Was muss ich denn einstellen, damit das klappt?


----------



## Bernd1984 (22. Februar 2005)

Hallo,

  Du hast das SDK (Java 1.4.) oder das JDK (Java 5) installiert?
    Die Umgebungsvariable JAVA_HOME ist gesetzt?
    Das "bin"-Verzeichnis des SDK ist im Pfad?

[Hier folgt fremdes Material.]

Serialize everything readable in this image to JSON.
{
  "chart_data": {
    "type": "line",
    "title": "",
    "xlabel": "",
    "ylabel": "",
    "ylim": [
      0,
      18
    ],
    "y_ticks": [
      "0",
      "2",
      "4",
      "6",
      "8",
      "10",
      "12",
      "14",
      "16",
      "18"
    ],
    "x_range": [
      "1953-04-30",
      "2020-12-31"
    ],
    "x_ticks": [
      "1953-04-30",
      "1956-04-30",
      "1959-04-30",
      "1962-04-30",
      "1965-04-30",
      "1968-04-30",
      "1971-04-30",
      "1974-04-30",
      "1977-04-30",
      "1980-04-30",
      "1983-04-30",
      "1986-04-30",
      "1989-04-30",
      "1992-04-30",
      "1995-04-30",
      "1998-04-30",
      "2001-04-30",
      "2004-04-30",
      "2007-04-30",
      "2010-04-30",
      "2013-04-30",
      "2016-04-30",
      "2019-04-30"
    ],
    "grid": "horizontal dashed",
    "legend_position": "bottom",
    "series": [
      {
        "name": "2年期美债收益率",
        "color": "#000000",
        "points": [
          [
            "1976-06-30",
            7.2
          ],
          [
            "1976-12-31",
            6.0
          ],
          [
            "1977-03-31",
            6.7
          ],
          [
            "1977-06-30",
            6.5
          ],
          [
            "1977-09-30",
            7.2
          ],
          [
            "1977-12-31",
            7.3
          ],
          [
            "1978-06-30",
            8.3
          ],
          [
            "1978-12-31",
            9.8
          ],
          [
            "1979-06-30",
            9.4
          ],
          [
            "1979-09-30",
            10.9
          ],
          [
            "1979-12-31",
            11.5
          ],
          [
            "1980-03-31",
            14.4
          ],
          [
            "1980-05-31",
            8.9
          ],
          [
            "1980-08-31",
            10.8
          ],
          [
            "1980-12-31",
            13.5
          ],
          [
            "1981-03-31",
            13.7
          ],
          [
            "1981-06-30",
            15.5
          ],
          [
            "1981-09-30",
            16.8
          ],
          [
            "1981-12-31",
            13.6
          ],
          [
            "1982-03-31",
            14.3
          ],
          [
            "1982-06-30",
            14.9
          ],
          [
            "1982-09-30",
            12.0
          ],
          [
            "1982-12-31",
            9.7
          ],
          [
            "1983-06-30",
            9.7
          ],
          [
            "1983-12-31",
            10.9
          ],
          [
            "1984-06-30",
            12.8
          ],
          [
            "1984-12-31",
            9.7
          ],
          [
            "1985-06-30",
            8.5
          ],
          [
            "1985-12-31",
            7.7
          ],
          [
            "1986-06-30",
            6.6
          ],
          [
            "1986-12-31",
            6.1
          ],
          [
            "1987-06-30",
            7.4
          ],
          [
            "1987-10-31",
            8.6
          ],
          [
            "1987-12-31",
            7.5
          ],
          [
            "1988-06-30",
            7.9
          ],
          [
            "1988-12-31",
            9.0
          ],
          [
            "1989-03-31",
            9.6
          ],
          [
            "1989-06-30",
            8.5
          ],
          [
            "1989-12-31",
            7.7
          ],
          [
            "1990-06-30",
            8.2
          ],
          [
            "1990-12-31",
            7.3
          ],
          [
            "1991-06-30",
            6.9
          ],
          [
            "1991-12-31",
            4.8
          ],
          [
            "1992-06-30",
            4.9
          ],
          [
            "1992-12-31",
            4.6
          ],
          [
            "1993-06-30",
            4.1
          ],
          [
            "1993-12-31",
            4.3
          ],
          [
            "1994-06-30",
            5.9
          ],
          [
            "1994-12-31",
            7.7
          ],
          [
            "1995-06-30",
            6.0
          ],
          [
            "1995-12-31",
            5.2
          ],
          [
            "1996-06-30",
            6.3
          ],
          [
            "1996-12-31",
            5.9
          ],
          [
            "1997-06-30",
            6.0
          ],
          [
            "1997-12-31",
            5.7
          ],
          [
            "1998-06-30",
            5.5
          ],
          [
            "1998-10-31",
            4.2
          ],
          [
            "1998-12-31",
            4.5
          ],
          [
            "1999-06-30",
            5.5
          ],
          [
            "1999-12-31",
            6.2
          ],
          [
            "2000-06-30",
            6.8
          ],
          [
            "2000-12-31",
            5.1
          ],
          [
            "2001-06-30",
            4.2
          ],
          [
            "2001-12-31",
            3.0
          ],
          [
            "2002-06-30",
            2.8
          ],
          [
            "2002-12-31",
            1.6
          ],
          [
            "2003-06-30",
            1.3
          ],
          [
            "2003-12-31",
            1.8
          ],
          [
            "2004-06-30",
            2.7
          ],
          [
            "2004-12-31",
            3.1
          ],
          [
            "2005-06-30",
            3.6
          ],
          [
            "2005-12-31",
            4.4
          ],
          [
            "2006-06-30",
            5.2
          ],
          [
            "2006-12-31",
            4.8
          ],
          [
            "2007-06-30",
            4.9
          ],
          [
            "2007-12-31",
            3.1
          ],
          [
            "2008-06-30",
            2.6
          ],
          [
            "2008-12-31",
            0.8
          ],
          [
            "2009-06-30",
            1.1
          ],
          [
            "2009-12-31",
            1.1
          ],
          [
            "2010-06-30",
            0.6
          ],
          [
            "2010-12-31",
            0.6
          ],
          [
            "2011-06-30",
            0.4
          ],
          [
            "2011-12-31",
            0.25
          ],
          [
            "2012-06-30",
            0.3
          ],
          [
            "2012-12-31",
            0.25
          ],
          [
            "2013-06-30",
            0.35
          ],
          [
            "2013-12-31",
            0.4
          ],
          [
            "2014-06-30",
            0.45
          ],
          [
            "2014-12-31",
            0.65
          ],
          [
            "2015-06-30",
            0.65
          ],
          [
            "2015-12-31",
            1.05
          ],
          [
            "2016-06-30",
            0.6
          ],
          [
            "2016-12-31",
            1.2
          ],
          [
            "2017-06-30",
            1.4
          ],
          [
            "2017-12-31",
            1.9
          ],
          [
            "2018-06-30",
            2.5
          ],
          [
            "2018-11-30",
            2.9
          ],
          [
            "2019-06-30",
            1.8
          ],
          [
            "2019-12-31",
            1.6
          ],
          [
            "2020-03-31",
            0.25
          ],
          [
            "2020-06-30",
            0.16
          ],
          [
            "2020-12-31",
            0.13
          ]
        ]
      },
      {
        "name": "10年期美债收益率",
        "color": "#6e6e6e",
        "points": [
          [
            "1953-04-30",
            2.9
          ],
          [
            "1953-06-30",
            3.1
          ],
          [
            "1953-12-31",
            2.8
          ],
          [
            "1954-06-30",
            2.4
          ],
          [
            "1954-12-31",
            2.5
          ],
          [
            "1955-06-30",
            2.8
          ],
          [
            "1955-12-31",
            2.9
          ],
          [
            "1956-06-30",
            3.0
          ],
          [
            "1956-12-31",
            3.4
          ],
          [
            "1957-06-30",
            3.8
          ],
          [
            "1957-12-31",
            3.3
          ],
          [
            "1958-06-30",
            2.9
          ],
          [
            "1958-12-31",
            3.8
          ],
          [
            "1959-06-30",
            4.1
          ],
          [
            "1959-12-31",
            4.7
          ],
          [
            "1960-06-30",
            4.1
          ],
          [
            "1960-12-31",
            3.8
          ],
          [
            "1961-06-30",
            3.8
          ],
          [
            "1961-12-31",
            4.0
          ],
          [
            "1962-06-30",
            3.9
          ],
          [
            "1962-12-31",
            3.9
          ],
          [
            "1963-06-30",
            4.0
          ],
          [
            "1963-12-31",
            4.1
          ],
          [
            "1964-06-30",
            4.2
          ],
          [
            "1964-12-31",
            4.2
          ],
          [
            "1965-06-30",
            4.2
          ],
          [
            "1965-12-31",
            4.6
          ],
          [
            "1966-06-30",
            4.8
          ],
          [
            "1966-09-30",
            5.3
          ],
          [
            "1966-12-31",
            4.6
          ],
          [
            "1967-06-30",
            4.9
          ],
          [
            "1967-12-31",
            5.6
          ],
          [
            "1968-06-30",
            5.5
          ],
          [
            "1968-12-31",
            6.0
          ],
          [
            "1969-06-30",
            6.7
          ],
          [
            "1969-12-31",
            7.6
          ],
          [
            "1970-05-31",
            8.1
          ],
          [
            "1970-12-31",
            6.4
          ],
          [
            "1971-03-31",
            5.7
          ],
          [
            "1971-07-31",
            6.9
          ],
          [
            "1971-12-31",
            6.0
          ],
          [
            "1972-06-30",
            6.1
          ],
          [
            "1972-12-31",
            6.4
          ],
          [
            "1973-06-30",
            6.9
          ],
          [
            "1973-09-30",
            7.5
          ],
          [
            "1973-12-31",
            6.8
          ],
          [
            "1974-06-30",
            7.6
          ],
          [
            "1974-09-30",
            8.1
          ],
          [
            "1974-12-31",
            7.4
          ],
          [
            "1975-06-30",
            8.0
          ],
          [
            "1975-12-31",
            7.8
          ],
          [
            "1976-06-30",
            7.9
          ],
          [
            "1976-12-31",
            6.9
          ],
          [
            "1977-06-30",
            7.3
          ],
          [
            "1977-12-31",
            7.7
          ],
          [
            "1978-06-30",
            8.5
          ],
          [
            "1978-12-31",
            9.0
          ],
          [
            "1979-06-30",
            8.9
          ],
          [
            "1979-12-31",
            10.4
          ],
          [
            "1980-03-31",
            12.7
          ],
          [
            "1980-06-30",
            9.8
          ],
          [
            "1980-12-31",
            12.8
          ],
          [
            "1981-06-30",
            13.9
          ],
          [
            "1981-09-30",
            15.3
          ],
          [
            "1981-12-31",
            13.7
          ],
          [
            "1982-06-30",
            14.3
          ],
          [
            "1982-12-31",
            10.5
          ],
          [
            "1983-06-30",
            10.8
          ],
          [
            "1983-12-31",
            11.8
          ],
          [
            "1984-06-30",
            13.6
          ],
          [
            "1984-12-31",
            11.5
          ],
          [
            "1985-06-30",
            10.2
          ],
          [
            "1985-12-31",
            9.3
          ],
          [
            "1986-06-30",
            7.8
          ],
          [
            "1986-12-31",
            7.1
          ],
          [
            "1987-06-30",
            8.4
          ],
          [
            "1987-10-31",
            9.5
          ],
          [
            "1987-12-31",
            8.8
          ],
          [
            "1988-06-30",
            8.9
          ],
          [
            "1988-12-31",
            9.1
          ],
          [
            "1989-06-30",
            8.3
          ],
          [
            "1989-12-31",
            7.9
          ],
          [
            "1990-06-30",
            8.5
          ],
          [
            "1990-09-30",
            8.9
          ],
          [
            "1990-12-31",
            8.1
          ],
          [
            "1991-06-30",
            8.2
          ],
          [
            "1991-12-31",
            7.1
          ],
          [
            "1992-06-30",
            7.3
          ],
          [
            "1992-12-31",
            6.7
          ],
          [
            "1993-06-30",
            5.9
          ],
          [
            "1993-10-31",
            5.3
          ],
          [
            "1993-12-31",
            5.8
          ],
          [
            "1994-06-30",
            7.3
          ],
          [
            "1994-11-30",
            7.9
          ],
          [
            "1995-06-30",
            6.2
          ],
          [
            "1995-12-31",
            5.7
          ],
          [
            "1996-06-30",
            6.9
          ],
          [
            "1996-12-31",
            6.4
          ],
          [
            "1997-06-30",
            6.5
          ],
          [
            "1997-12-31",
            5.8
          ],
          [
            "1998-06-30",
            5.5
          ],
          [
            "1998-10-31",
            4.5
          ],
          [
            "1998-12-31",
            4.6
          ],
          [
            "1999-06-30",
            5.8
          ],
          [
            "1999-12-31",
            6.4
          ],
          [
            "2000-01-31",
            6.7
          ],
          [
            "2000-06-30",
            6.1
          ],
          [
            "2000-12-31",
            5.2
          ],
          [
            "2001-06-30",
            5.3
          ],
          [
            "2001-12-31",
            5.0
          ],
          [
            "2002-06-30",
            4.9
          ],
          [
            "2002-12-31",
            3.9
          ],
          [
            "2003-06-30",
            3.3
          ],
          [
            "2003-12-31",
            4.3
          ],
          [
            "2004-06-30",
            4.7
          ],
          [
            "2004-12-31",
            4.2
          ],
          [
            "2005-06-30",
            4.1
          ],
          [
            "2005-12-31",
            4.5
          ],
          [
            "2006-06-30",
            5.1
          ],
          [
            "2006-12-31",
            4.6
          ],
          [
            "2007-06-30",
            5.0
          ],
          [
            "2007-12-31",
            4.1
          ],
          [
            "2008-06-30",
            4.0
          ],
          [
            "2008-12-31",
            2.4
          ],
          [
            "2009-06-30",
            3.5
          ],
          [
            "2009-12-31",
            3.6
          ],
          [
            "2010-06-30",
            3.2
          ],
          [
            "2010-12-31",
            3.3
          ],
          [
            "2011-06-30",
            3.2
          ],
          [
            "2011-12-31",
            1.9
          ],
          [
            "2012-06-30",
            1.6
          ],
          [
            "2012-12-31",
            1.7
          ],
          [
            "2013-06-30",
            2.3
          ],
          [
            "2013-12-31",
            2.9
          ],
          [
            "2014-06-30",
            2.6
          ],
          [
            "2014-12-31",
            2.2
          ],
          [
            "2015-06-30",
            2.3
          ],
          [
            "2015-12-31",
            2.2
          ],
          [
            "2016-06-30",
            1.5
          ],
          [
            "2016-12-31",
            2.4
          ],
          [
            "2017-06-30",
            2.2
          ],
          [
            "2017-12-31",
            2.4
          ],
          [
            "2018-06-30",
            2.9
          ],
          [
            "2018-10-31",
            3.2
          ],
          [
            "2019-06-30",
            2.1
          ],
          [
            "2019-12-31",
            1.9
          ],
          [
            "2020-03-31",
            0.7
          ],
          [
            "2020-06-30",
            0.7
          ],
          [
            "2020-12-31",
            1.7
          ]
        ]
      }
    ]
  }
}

    Wenn Du mindestens eine dieser Fragen mit nein beantworten kannst, dann haben wir den  Fehler schon gefunden.


----------



## hrothgar (22. Februar 2005)

Hi

 SciTe ist ein ganz netter Editor, mir ist allerdings auch keine Version bekannt die die Java Klassenbibliotheken direkt mitinstalliert, (siehe Bernd 1984). Das musst Du also schon von Hand machen. 
 Wenn Du Dir das ersparen möchtest solltest du einen Blick auf Eclipse werfen, das kommt fix und fertig und läuft sofort, es ist als Entwicklungsumgebung auch sehr viel mächtiger und komfortabler als SciTe obwohl es zugegebenerweise auf den ersten Blick etwas erschlägt. Trotzdem würde ich SciTe nur für ganz kleine und simple Programme verwenden wollen.


----------



## mC pAiN (22. Februar 2005)

Bernd1984 hat gesagt.:
			
		

> Hallo,
> 
> Du hast das SDK (Java 1.4.) oder das JDK (Java 5) installiert?
> Die Umgebungsvariable JAVA_HOME ist gesetzt?
> ...



Das SDK habe ich installiert.
Die anderen beiden Punkte muss ich dann leider mit nein beantworten   
Wie kann ich das denn machen. Ich habe mal Google bemüht, bin aber nicht wirklich fündig geworden (vielleicht habe ich auch falsch gesucht)...


----------



## Bernd1984 (22. Februar 2005)

Hallo, 

   in den Eigenschaften von Arbeitsplatz (Desktop)  (bei XP unter Erweitert) kannst Du die Umgebungsvariaben setzten
   Name: JAVA_HOME
   Wert:   z.B. C:\Programme\j2sdk1.4.1_03

   und den Path einfach erweitern um z.B. C:\Programme\j2sdk1.4.1_03\bin
   und das ; als Trennzeichen nicht vergessen


----------



## mC pAiN (22. Februar 2005)

Bernd1984 hat gesagt.:
			
		

> Hallo,
> 
> in den Eigenschaften von Arbeitsplatz (Desktop)  (bei XP unter Erweitert) kannst Du die Umgebungsvariaben setzten
> Name: JAVA_HOME
> ...



Wow. Es klappt 
Vielen Dank für die Hilfe. Super erklärt


----------